Certain chardonnays do in fact taste a bit boring. These are often the lower grade versions (that are also cheaper) and more ubiquitously distributed. Because the grape is so malleable, it can grow in virtually every condition thus almost every winemaker produces it, whether or not he should. An uninformed consumer tries a run of these types of chards and eventually becomes bored by this white altogether. But like most wines, this variety is site specific. It thrives in cooler climates, like Burgundy where it originated. Chardonnay from this area like Premier Cru Meursault and Hudson Vineyard from California’s Carneros district are quite different. Long Island can also produce distinct Chardonnay, such those from Peconic Bay Winery or Wölffer Estate Pearle. None of these wines could ever be considered boring.

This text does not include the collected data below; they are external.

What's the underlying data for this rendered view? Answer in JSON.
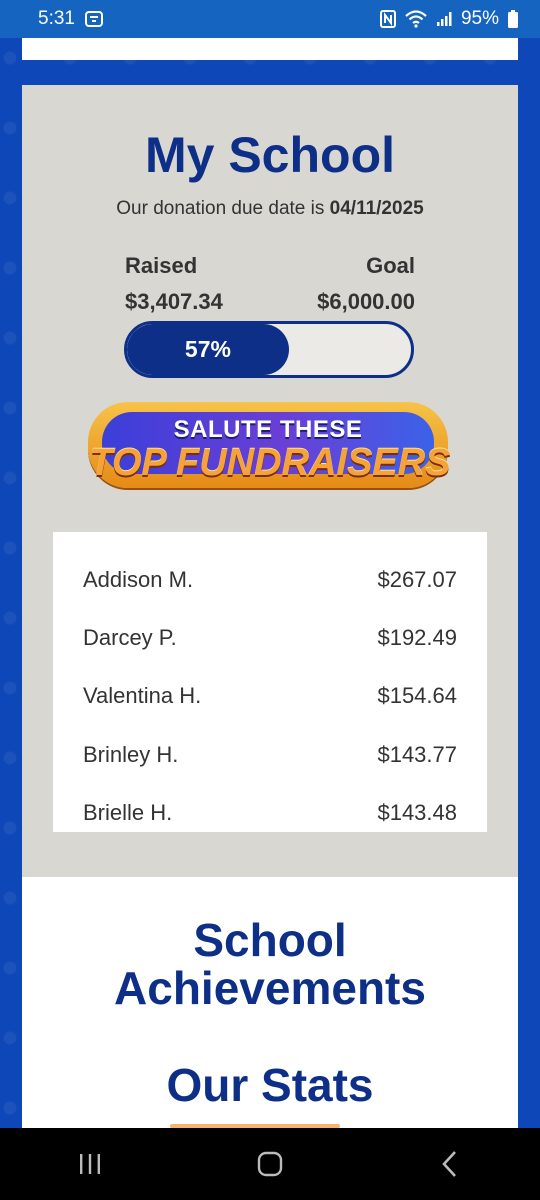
{
  "status_bar": {
    "time": "5:31",
    "battery": "95%",
    "icons": [
      "notification-icon",
      "nfc-icon",
      "wifi-icon",
      "signal-icon",
      "battery-icon"
    ]
  },
  "my_school": {
    "title": "My School",
    "due_prefix": "Our donation due date is ",
    "due_date": "04/11/2025",
    "raised_label": "Raised",
    "goal_label": "Goal",
    "raised_value": "$3,407.34",
    "goal_value": "$6,000.00",
    "progress_text": "57%",
    "progress_fraction": 0.57
  },
  "banner": {
    "line1": "SALUTE THESE",
    "line2": "TOP FUNDRAISERS"
  },
  "top_fundraisers": [
    {
      "name": "Addison M.",
      "amount": "$267.07"
    },
    {
      "name": "Darcey P.",
      "amount": "$192.49"
    },
    {
      "name": "Valentina H.",
      "amount": "$154.64"
    },
    {
      "name": "Brinley H.",
      "amount": "$143.77"
    },
    {
      "name": "Brielle H.",
      "amount": "$143.48"
    }
  ],
  "sections": {
    "achievements_title": "School Achievements",
    "stats_title": "Our Stats"
  },
  "colors": {
    "brand_navy": "#0d2f87",
    "page_blue": "#0d47b8",
    "card_gray": "#d9d7d1"
  }
}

At the pinnacle of this wine lies Le Montrachet. The vineyard is just twenty acres within the Puligney-Montrachet commune of Burgundy—the heart of the heart of chard, so to speak. The twenty six or so producers here create what many consider to be the world’s best dry whites: Montrachet averages about $700 per bottle. At that price, you’d expect an exceptional wine, but this is where ABC comes in. Like most things, price is not a guarantee of excellence. There are always mediocre wines at every price, even a few expensive Montrachet can sometimes underwhelm. At several hundred dollars a bottle that would be a major turnoff. What’s a wine lover to do, especially if s/he can’t get a four-digit chardonnay worthy of four digits or more?

Don’t give up. Rather than turn to other grape varieties, find wines made from chardonnay that are proud to be chardonnay, “P2bC” instead of ABC. Values are more difficult to find in the P2bC wines, but they are well worth the discovery. Along the way some interesting non-Chardonnay wines may even pop up to help shape an overall perspective on whites. Consult a wine retailer or sommelier at your favorite restaurant and start the conversation.

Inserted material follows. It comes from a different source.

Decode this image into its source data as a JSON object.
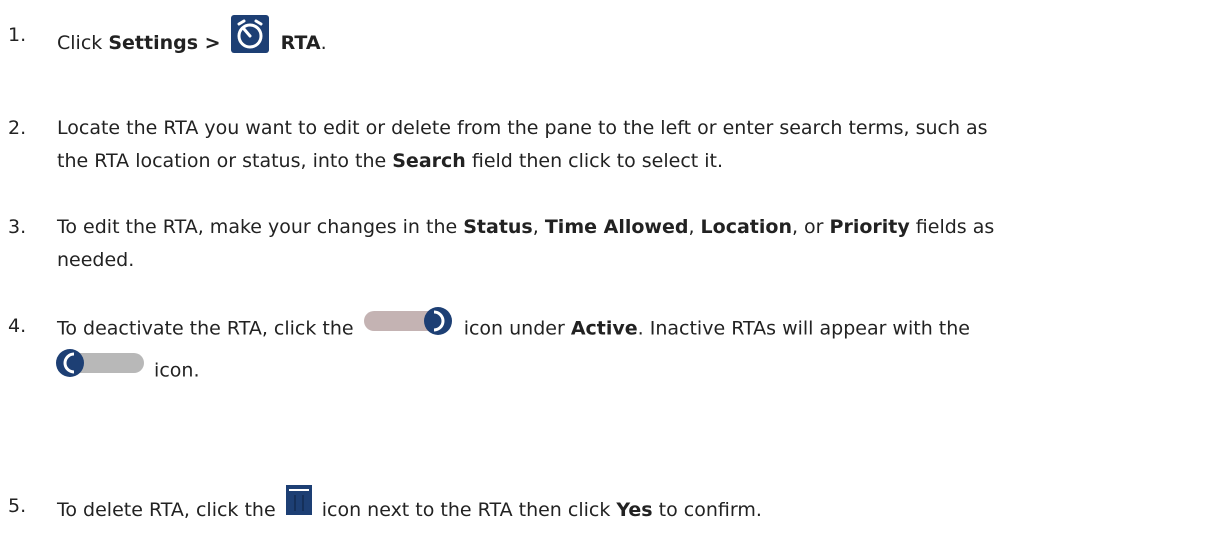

Other areas known for good chardonnay include the Chablis region in France, Oregon’s Willamette Valley, Anderson Valley in northern California, Casablanca Valley in Chile and northern Italy’s Alto-Adige. A few of my favorites include:

2011 Salomon Gruner Veltliner Von Stein Reserve (Wachau, Austria)
2011 Russiz Superiore Friulano (Friuli, Italy)
2010 Chablis Fourchaume 1er Cru, Domaine Jolly & Fils (Burgundy, France)
2009 Meursault Les Charmes 1er Cru, Domaine Michelot (Burgundy, France)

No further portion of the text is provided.